Beberapa penelitian menunjukkan bahwa rhinocerebral mucormycosis (RCM), yang
disebabkan oleh zygomycetes (spesies Mucor dan Rhizipus) cukup sering terjadi pada
individu dengan diabetes mellitus.
Rata-rata, 50 persen kasus mucormycosis terjadi pada pasien diabetes. Ketoasidosisis
merupakan komplikasi pada individu diabetes. Pada penelitian secara in vitro yang dilakukan
oleh Gale (1961) mendokumentasikan kurangnya aktivitas penghambatan serum dari pasien
dengan ketoasidosis diabetes dalam melawan Rhizopus oryzae yang terbentuk kembali
setelah koreksi asidosis.

Infeksi virus: Sejak dulu, virus telah dianggap sebagai sebuah pemicu pada
lingkungan yang berpotensi bagi penderita DM (biasanya diabetes tipe-1).
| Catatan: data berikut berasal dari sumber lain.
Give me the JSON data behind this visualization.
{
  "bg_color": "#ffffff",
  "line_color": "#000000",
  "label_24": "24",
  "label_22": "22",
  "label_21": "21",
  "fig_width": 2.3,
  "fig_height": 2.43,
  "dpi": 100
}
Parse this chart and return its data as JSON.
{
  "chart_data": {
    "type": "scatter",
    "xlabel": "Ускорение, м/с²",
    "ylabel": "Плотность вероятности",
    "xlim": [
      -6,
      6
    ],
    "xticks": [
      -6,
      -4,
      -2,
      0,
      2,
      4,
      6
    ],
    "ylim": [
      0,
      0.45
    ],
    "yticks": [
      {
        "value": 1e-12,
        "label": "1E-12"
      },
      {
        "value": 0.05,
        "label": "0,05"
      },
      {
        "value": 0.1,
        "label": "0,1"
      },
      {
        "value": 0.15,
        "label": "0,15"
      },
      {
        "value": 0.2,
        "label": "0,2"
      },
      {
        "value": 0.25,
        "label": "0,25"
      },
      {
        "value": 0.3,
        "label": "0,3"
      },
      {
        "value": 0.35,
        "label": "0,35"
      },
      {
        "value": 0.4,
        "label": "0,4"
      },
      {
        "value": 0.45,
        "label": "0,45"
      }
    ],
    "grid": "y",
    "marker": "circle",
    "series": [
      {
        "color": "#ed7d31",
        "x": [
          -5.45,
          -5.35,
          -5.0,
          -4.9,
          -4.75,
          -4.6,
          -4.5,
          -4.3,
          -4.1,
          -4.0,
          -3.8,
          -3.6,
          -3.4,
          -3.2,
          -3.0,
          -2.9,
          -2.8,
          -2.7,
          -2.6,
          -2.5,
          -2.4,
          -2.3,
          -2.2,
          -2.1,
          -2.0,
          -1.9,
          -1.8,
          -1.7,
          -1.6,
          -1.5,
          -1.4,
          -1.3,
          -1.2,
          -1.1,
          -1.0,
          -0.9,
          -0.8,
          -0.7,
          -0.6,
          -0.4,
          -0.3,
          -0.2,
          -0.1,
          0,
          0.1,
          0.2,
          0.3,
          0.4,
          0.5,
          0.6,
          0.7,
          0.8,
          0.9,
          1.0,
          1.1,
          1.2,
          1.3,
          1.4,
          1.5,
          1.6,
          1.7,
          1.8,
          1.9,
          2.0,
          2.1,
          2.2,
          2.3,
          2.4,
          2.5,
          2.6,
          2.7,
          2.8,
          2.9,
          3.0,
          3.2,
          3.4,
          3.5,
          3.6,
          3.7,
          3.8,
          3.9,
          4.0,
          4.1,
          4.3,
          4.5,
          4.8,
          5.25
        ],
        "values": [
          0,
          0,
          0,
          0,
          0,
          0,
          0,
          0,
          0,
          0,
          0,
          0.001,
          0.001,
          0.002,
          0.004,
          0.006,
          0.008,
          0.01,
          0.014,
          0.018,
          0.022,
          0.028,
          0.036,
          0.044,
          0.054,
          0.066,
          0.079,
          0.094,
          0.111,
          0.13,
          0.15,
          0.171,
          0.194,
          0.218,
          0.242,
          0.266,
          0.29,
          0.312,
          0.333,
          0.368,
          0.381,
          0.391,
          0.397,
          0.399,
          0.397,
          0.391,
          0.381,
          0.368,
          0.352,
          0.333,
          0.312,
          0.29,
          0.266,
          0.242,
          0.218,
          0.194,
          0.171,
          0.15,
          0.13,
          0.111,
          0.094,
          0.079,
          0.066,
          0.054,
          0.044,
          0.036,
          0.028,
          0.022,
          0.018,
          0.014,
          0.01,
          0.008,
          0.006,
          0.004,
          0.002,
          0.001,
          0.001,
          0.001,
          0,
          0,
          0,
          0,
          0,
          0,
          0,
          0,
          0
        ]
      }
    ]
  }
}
Virus genus
Enterovirus yang memiliki kemampuan untuk memicu dan atau mempercepat respon
autoimun, namun tidak dapat dijelaskan secara sepenuhnya bahwa faktor lingkungan
merupakan satu-satunya faktor pemicu.

Meskipun sejumlah kecil penelitian dilakukan, data yang tersedia memungkinkan kita
untuk menafsirkan setidaknya sebagian kecil pada penderita DM yang terinfeksi virus.

Kesimpulan

Kulit penderita diabetes lebih rentan terhadap infeksi kulit daripada penderita yang
tidak diabetes. Banyak dari infeksi ini memerlukan diagnosis yang cepat dan perawatan
segera terhadap komplikasi yang berat atau bahkan fatal. Berkenaan dengan peningkatan
frekuensi infeksi kulit pada penderita diabetes dan mungkin menyebabkan perkembangan
penyakit, sehingga perlu pertimbangan khusus. Disarankan untuk lebih memperhatikan
individu yang berisiko tinggi. Selain itu, kontrol metabolic dengan insulin dan peralatan
yang inovatif akan membantu meringankan komplikasi tersebut.